Kessel Benjamin

SAN JOSE -- One hour and six minutes after the final seconds ticked off the clock, after the buzzer had sounded and the equipment had been thrown into the air, three men stood arm-in-arm by the boards. Behind them were the yellow-clad Pittsburgh Penguins fans chanting the moniker by which they had suddenly risen to fame as a trio: "HBK! HBK! HBK!"
They posed for photos, surrounded by family. They smiled. And then they embraced, all three in a tight circle of joy.

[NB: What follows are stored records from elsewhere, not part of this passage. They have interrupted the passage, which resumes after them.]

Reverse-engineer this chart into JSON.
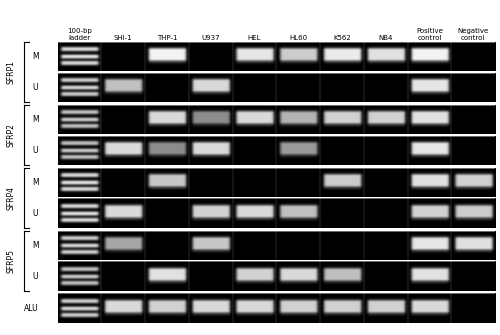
{
  "figsize": [
    5.0,
    3.35
  ],
  "dpi": 100,
  "column_labels": [
    "100-bp\nladder",
    "SHI-1",
    "THP-1",
    "U937",
    "HEL",
    "HL60",
    "K562",
    "NB4",
    "Positive\ncontrol",
    "Negative\ncontrol"
  ],
  "gene_labels": [
    "SFRP1",
    "SFRP2",
    "SFRP4",
    "SFRP5"
  ],
  "strip_order": [
    [
      "SFRP1_M",
      "M",
      "SFRP1"
    ],
    [
      "SFRP1_U",
      "U",
      "SFRP1"
    ],
    [
      "SFRP2_M",
      "M",
      "SFRP2"
    ],
    [
      "SFRP2_U",
      "U",
      "SFRP2"
    ],
    [
      "SFRP4_M",
      "M",
      "SFRP4"
    ],
    [
      "SFRP4_U",
      "U",
      "SFRP4"
    ],
    [
      "SFRP5_M",
      "M",
      "SFRP5"
    ],
    [
      "SFRP5_U",
      "U",
      "SFRP5"
    ],
    [
      "ALU",
      "ALU",
      "ALU"
    ]
  ],
  "bands": {
    "SFRP1_M": [
      1,
      0,
      1,
      0,
      1,
      1,
      1,
      1,
      1,
      0
    ],
    "SFRP1_U": [
      1,
      1,
      0,
      1,
      0,
      0,
      0,
      0,
      1,
      0
    ],
    "SFRP2_M": [
      1,
      0,
      1,
      1,
      1,
      1,
      1,
      1,
      1,
      0
    ],
    "SFRP2_U": [
      1,
      1,
      1,
      1,
      0,
      1,
      0,
      0,
      1,
      0
    ],
    "SFRP4_M": [
      1,
      0,
      1,
      0,
      0,
      0,
      1,
      0,
      1,
      1
    ],
    "SFRP4_U": [
      1,
      1,
      0,
      1,
      1,
      1,
      0,
      0,
      1,
      1
    ],
    "SFRP5_M": [
      1,
      1,
      0,
      1,
      0,
      0,
      0,
      0,
      1,
      1
    ],
    "SFRP5_U": [
      1,
      0,
      1,
      0,
      1,
      1,
      1,
      0,
      1,
      0
    ],
    "ALU": [
      1,
      1,
      1,
      1,
      1,
      1,
      1,
      1,
      1,
      0
    ]
  },
  "intensity_map": {
    "SFRP1_M": [
      0.9,
      0,
      0.95,
      0,
      0.9,
      0.8,
      0.92,
      0.88,
      0.95,
      0
    ],
    "SFRP1_U": [
      0.85,
      0.75,
      0,
      0.85,
      0,
      0,
      0,
      0,
      0.9,
      0
    ],
    "SFRP2_M": [
      0.8,
      0,
      0.85,
      0.55,
      0.85,
      0.7,
      0.82,
      0.82,
      0.88,
      0
    ],
    "SFRP2_U": [
      0.8,
      0.85,
      0.55,
      0.85,
      0,
      0.6,
      0,
      0,
      0.9,
      0
    ],
    "SFRP4_M": [
      0.9,
      0,
      0.78,
      0,
      0,
      0,
      0.8,
      0,
      0.88,
      0.82
    ],
    "SFRP4_U": [
      0.9,
      0.85,
      0,
      0.82,
      0.85,
      0.75,
      0,
      0,
      0.82,
      0.8
    ],
    "SFRP5_M": [
      0.85,
      0.65,
      0,
      0.78,
      0,
      0,
      0,
      0,
      0.9,
      0.88
    ],
    "SFRP5_U": [
      0.8,
      0,
      0.88,
      0,
      0.82,
      0.85,
      0.75,
      0,
      0.88,
      0
    ],
    "ALU": [
      0.85,
      0.85,
      0.82,
      0.85,
      0.85,
      0.82,
      0.82,
      0.82,
      0.85,
      0
    ]
  },
  "num_cols": 10,
  "col_header_fontsize": 5.0,
  "label_fontsize": 5.5,
  "gene_fontsize": 5.5
}
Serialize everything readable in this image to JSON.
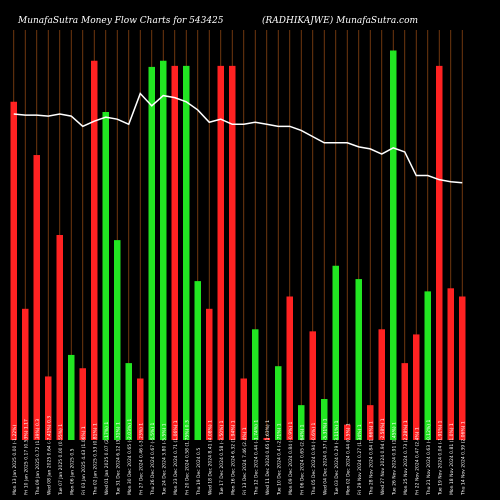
{
  "header": {
    "left": "MunafaSutra  Money Flow  Charts for 543425",
    "right": "(RADHIKAJWE) MunafaSutra.com"
  },
  "colors": {
    "background": "#000000",
    "grid": "#8b4513",
    "inflow": "#22e622",
    "outflow": "#ff2222",
    "line": "#ffffff",
    "label": "#ffffff"
  },
  "chart_data": {
    "type": "bar",
    "title": "MunafaSutra  Money Flow  Charts for 543425",
    "subtitle": "(RADHIKAJWE) MunafaSutra.com",
    "categories": [
      "Mon 13 Jan 2025",
      "Fri 10 Jan 2025",
      "Thu 09 Jan 2025",
      "Wed 08 Jan 2025",
      "Tue 07 Jan 2025",
      "Mon 06 Jan 2025",
      "Fri 03 Jan 2025",
      "Thu 02 Jan 2025",
      "Wed 01 Jan 2025",
      "Tue 31 Dec 2024",
      "Mon 30 Dec 2024",
      "Fri 27 Dec 2024",
      "Thu 26 Dec 2024",
      "Tue 24 Dec 2024",
      "Mon 23 Dec 2024",
      "Fri 20 Dec 2024",
      "Thu 19 Dec 2024",
      "Wed 18 Dec 2024",
      "Tue 17 Dec 2024",
      "Mon 16 Dec 2024",
      "Fri 13 Dec 2024",
      "Thu 12 Dec 2024",
      "Wed 11 Dec 2024",
      "Tue 10 Dec 2024",
      "Mon 09 Dec 2024",
      "Fri 06 Dec 2024",
      "Thu 05 Dec 2024",
      "Wed 04 Dec 2024",
      "Tue 03 Dec 2024",
      "Mon 02 Dec 2024",
      "Fri 29 Nov 2024",
      "Thu 28 Nov 2024",
      "Wed 27 Nov 2024",
      "Tue 26 Nov 2024",
      "Mon 25 Nov 2024",
      "Fri 22 Nov 2024",
      "Thu 21 Nov 2024",
      "Tue 19 Nov 2024",
      "Mon 18 Nov 2024",
      "Thu 14 Nov 2024"
    ],
    "tick_labels": [
      "0.00 (-1.22%)",
      "0.17 (0.53%) 1.17",
      "0.72 (1.39%) 0.3",
      "0.64 (-7.41%) 0.3",
      "0.00 (0.55%) 1",
      "0.5",
      "4.43 (1.06%) 1",
      "0.53 (0.81%) 1",
      "0.07 (2.17%) 1",
      "6.12 (3.31%) 1",
      "0.65 (-2.03%) 1",
      "0.46 (-3.23%) 1",
      "0.67 (-5.5%) 1",
      "3.80 (-5.5%) 1",
      "0.71 (1.06%) 1",
      "0.58 (1.75%) 0.3",
      "0.5",
      "8.41 (4.08%) 1",
      "0.58 (-3.50%) 1",
      "6.32 (1.94%) 1",
      "7.46 (2.4%) 1",
      "0.44 (-1.74%) 1",
      "0.65 (1.63%) 1",
      "0.4 (-2.71%) 1",
      "0.84 (-0.9%) 1",
      "0.65 (2.64%) 1",
      "0.94 (-0.6%) 1",
      "0.37 (-5.31%) 1",
      "0.29 (-3.11%) 1",
      "0.44 (0.5%) 1",
      "0.27 (1.34%) 1",
      "0.84 (1.66%) 1",
      "0.94 (-2.58%) 1",
      "0.91 (1.45%) 1",
      "0.73 (2.28%) 1",
      "0.47 (2.4%) 1",
      "0.63 (-0.12%) 1",
      "0.04 (-1.91%) 1",
      "0.81 (1.0%) 1",
      "0.39 (2.06%) 1"
    ],
    "series": [
      {
        "values": [
          330,
          128,
          278,
          62,
          200,
          83,
          70,
          370,
          320,
          195,
          75,
          60,
          364,
          370,
          365,
          365,
          155,
          128,
          365,
          365,
          60,
          108,
          2,
          72,
          140,
          34,
          106,
          40,
          170,
          15,
          157,
          34,
          108,
          380,
          75,
          103,
          145,
          365,
          148,
          140
        ],
        "colors": [
          "outflow",
          "outflow",
          "outflow",
          "outflow",
          "outflow",
          "inflow",
          "outflow",
          "outflow",
          "inflow",
          "inflow",
          "inflow",
          "outflow",
          "inflow",
          "inflow",
          "outflow",
          "inflow",
          "inflow",
          "outflow",
          "outflow",
          "outflow",
          "outflow",
          "inflow",
          "outflow",
          "inflow",
          "outflow",
          "inflow",
          "outflow",
          "inflow",
          "inflow",
          "outflow",
          "inflow",
          "outflow",
          "outflow",
          "inflow",
          "outflow",
          "outflow",
          "inflow",
          "outflow",
          "outflow",
          "outflow"
        ]
      },
      {
        "type": "line",
        "values": [
          318,
          317,
          317,
          316,
          318,
          316,
          306,
          311,
          315,
          313,
          308,
          338,
          326,
          336,
          334,
          330,
          322,
          310,
          313,
          308,
          308,
          310,
          308,
          306,
          306,
          302,
          296,
          290,
          290,
          290,
          286,
          284,
          279,
          285,
          281,
          258,
          258,
          254,
          252,
          251
        ]
      }
    ],
    "xlabel": "",
    "ylabel": "",
    "ylim": [
      0,
      400
    ],
    "grid": true,
    "legend": "none"
  }
}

The redemption was complete for Phil Kessel. He had shed the criticism and doubt, the questions and the failures, the boos in multiple cities. He had shrugged off the trades out of Boston and out of Toronto, the slights and the accusations. He had found his place, finally. He was the "K" in "HBK," alongside Carl Hagelin and Nick Bonino, and now he was a Stanley Cup champion.
"Yeah," he said, emotion creeping in after the Penguins' 3-1 victory against the San Jose Sharks in Game 6 of the Stanley Cup Final. "It's been a journey."
And, sometimes, one year can change everything.

"I couldn't be happier for him," Penguins coach Mike Sullivan said. "Phil's a misunderstood guy. He's a guy that really doesn't love the limelight. He's a reserved guy. Just wants to go to the rink, hang out with his teammates. He's a tremendous hockey player.
"We pushed him like we did all of our players to try to get him to grow his game in areas where we thought he could improve in helping our team win. And Phil responded. He responded the right way. He gets a lot of criticism. Sometimes I think he's not deserving (of it).
"He's a tremendous player. He had an unbelievable postseason for us. And we don't win a Stanley Cup if he's not part of this group."
So, yes, the narrative is different now. The story has changed. And yet, as Kessel said, "I've never changed my game. Obviously, I'm the same guy that I've always been. I just go out there and I try my best. Obviously, this year worked out pretty well."
He finished the Stanley Cup Playoffs with the fourth-most points of anyone, the only one of the top five who didn't play for the Sharks. Kessel, a leading candidate for the Conn Smythe Trophy that went to Sidney Crosby, scored 10 goals and had 12 assists in 24 postseason games, as the creation and dominance of his line allowed the Penguins to create matchup nightmares for all of their opponents.
"We all played for each other," Kessel said of his line, which combined for 20 goals and 36 assists. "We knew where each other was going to be. We just found a way."
And in that, in that performance and his performance this season with his third team in a decade in the NHL, Kessel has found the admiration and respect that it was not always assured he would find.
It started with the July 1 trade that brought him to Pittsburgh, with the Toronto Maple Leafs ridding themselves of a player who hadn't quite fit with the team or the city. The Maple Leafs shipped off a player who had scored 25 goals last season and 37 the season before.

The Maple Leafs had given up on Kessel. They were rebuilding and they were not going to rebuild with him. It simply hadn't worked, with too much focus and too much pressure surrounding a player who did not seem to thrive under those conditions.
Pittsburgh was more comfortable. Pittsburgh, it seemed, was right.
Kessel continued to produce, not at his highest rates, but at rates that worked for the Penguins; he had 26 goals and 33 assists in the regular season before becoming a machine in the playoffs. His acquisition was lauded Sunday by Penguins owner Mario Lemieux, in words about his general manager, Jim Rutherford.
As Lemieux said, "[Rutherford] deserves a lot of the credit, starting with the Phil Kessel trade. That was a big piece. You saw how he played in the playoffs, just an amazing competitor."
This was something Kessel had only dreamed of last summer, something he could not have predicted, something he could barely describe. It was, he said, an "unbelievable feeling." He was handed the Cup by defenseman Kris Letang, pumping it up and down, and then skating with it and letting out some yelps while his teammates celebrated his triumph.
"I mean, how can you ask for anything better than this?" Kessel said. "Winning the Cup is what you dream of and what you play for."

And it was something that was on the agenda nearly as soon as the trade was completed. On that same day, on July 1, Kessel received a call from his new captain. Sidney Crosby reached out to him, extending a hand to a new teammate and making a promise.
As Kessel recalled it Sunday, Crosby said they were excited to have him -- "'We're going to try and win a Cup.' -- And we got it done."
So, he was asked, is there redemption for you? Has this changed everything?
"I'm a Stanley Cup winner now," Kessel said. "It's pretty special."